India, the world’s top sugar consumer, has seen sharp swings in cane cultivation and sugar output in recent years as the country imported 5 million tonnes of sugar in 2008-09 after exporting a similar amount last year.
The new rule replaces the existing system in which the federal government announces a minimum cane price, but some states such as Uttar Pradesh often declare a higher price to please farmers.
Under the new system, New Delhi will declare a “fair and remunerative price” for cane, which the mills would pay. If the states want farmers to be paid more, the difference should now be borne by them and not mills.
“The objective of the switchover is to discourage the states from fixing a higher price than the Statutory Minimum Price of the federal government,” a trade official said on condition of anonymity.

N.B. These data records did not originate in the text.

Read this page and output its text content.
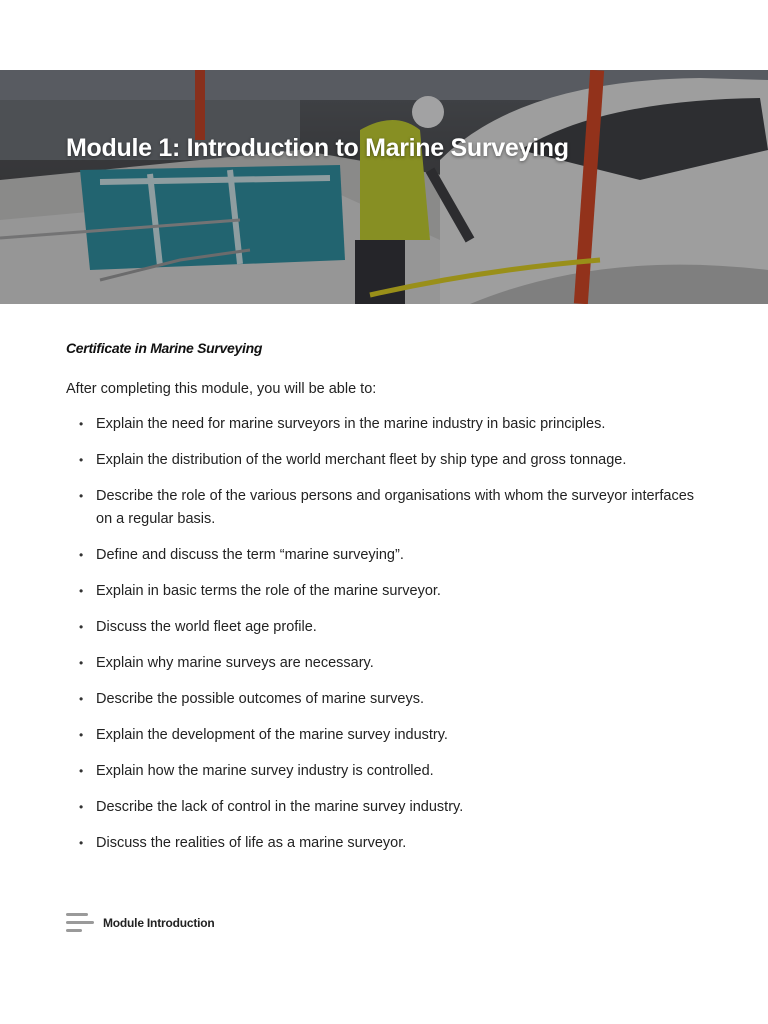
Module 1: Introduction to Marine Surveying

Certificate in Marine Surveying

After completing this module, you will be able to:

• Explain the need for marine surveyors in the marine industry in basic principles.
• Explain the distribution of the world merchant fleet by ship type and gross tonnage.
• Describe the role of the various persons and organisations with whom the surveyor interfaces on a regular basis.
• Define and discuss the term “marine surveying”.
• Explain in basic terms the role of the marine surveyor.
• Discuss the world fleet age profile.
• Explain why marine surveys are necessary.
• Describe the possible outcomes of marine surveys.
• Explain the development of the marine survey industry.
• Explain how the marine survey industry is controlled.
• Describe the lack of control in the marine survey industry.
• Discuss the realities of life as a marine surveyor.
Module Introduction
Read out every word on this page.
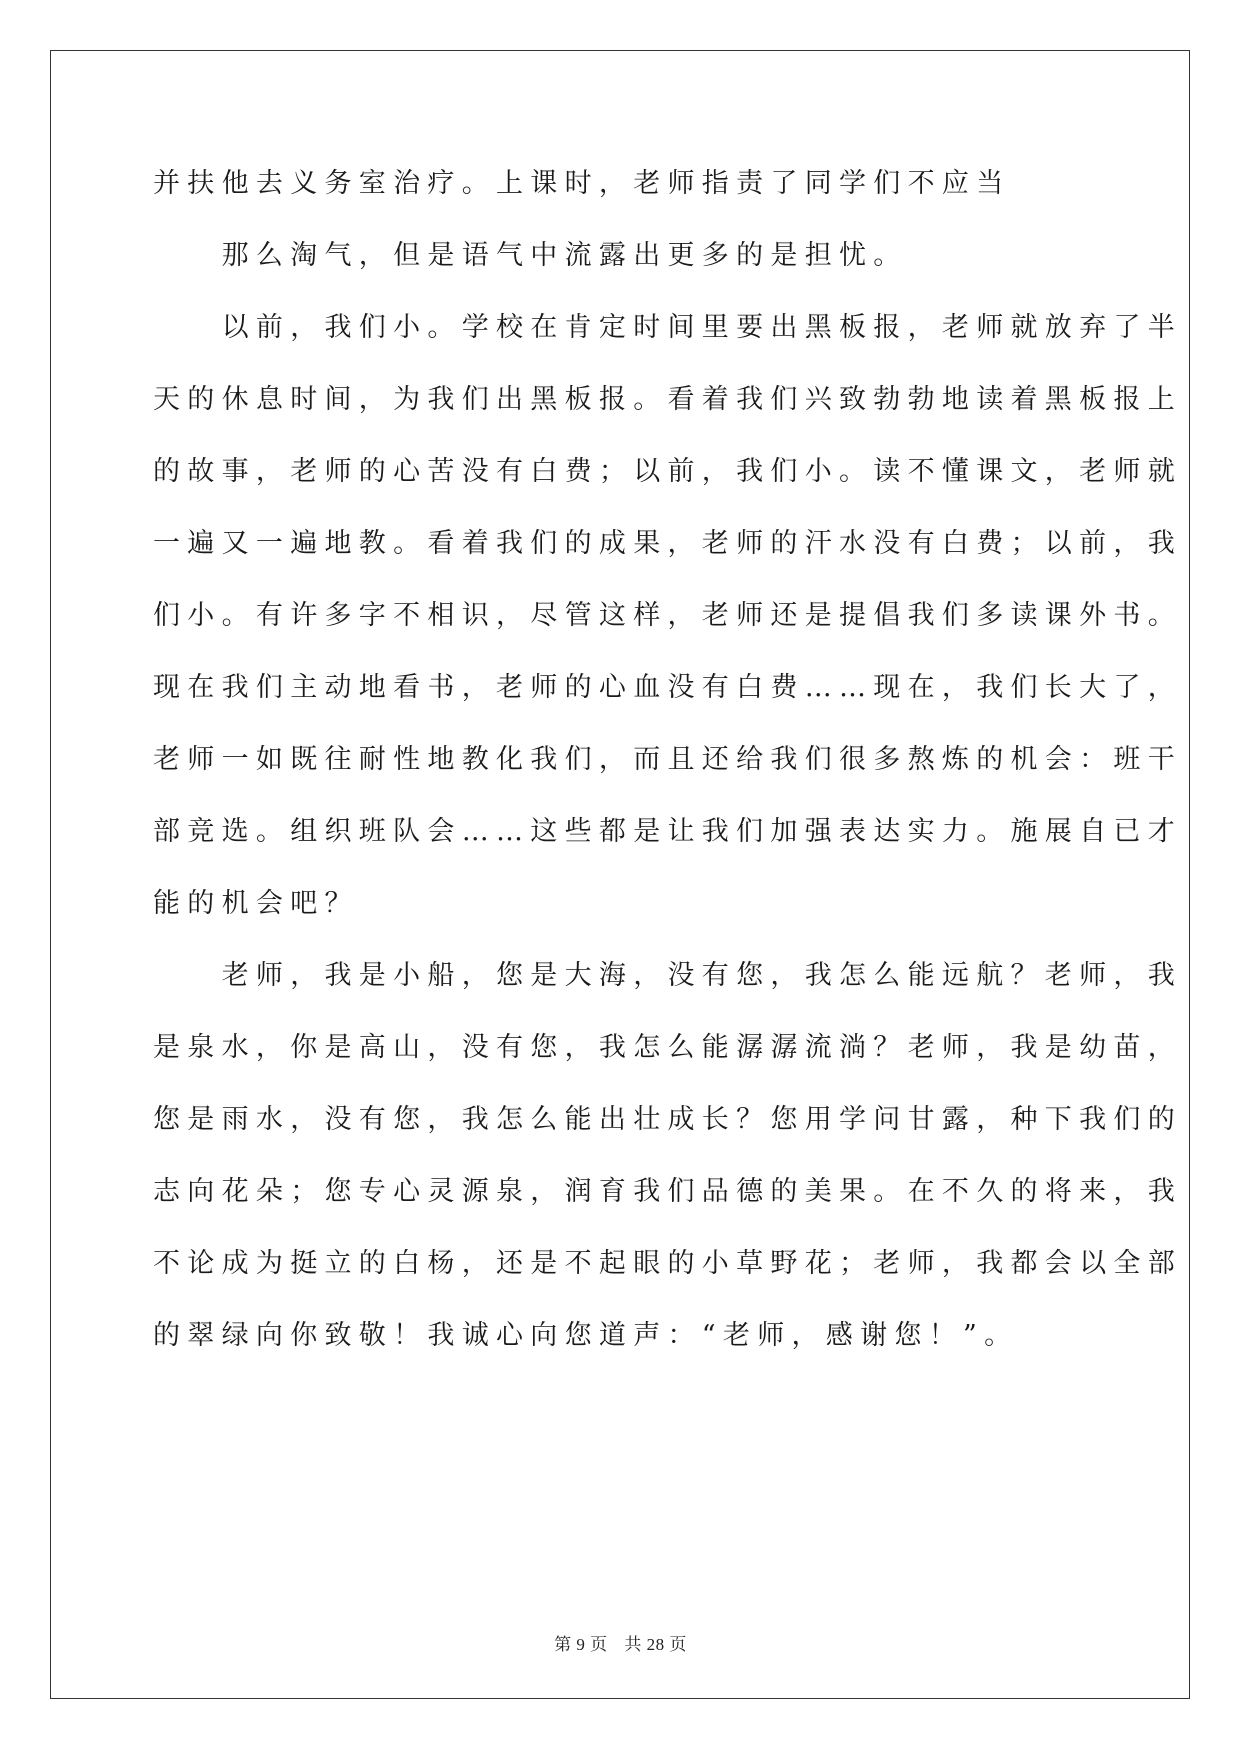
并扶他去义务室治疗。上课时，老师指责了同学们不应当
　　那么淘气，但是语气中流露出更多的是担忧。
　　以前，我们小。学校在肯定时间里要出黑板报，老师就放弃了半
天的休息时间，为我们出黑板报。看着我们兴致勃勃地读着黑板报上
的故事，老师的心苦没有白费；以前，我们小。读不懂课文，老师就
一遍又一遍地教。看着我们的成果，老师的汗水没有白费；以前，我
们小。有许多字不相识，尽管这样，老师还是提倡我们多读课外书。
现在我们主动地看书，老师的心血没有白费……现在，我们长大了，
老师一如既往耐性地教化我们，而且还给我们很多熬炼的机会：班干
部竞选。组织班队会……这些都是让我们加强表达实力。施展自已才
能的机会吧？
　　老师，我是小船，您是大海，没有您，我怎么能远航？老师，我
是泉水，你是高山，没有您，我怎么能潺潺流淌？老师，我是幼苗，
您是雨水，没有您，我怎么能出壮成长？您用学问甘露，种下我们的
志向花朵；您专心灵源泉，润育我们品德的美果。在不久的将来，我
不论成为挺立的白杨，还是不起眼的小草野花；老师，我都会以全部
的翠绿向你致敬！我诚心向您道声：“老师，感谢您！”。
第 9 页 共 28 页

The new pricing system has been put in place to ensure reasonable margins for millers at the time of a supply crunch, said an industry analyst.
Last week, India’s top cane-producing state of Uttar Pradesh announced a 17-18% rise in the price that mills must pay to the cane growers.
The state government had raised the price for early-maturing variety to Rs170 ($3.64) per 100 kg from Rs145 last year, while the price for the general grade was increased to Rs165 from Rs140.
The federal government has fixed the cane purchase price at Rs107.78 per 100 kg for 2009-10 season, as against Rs81.18 in the previous year.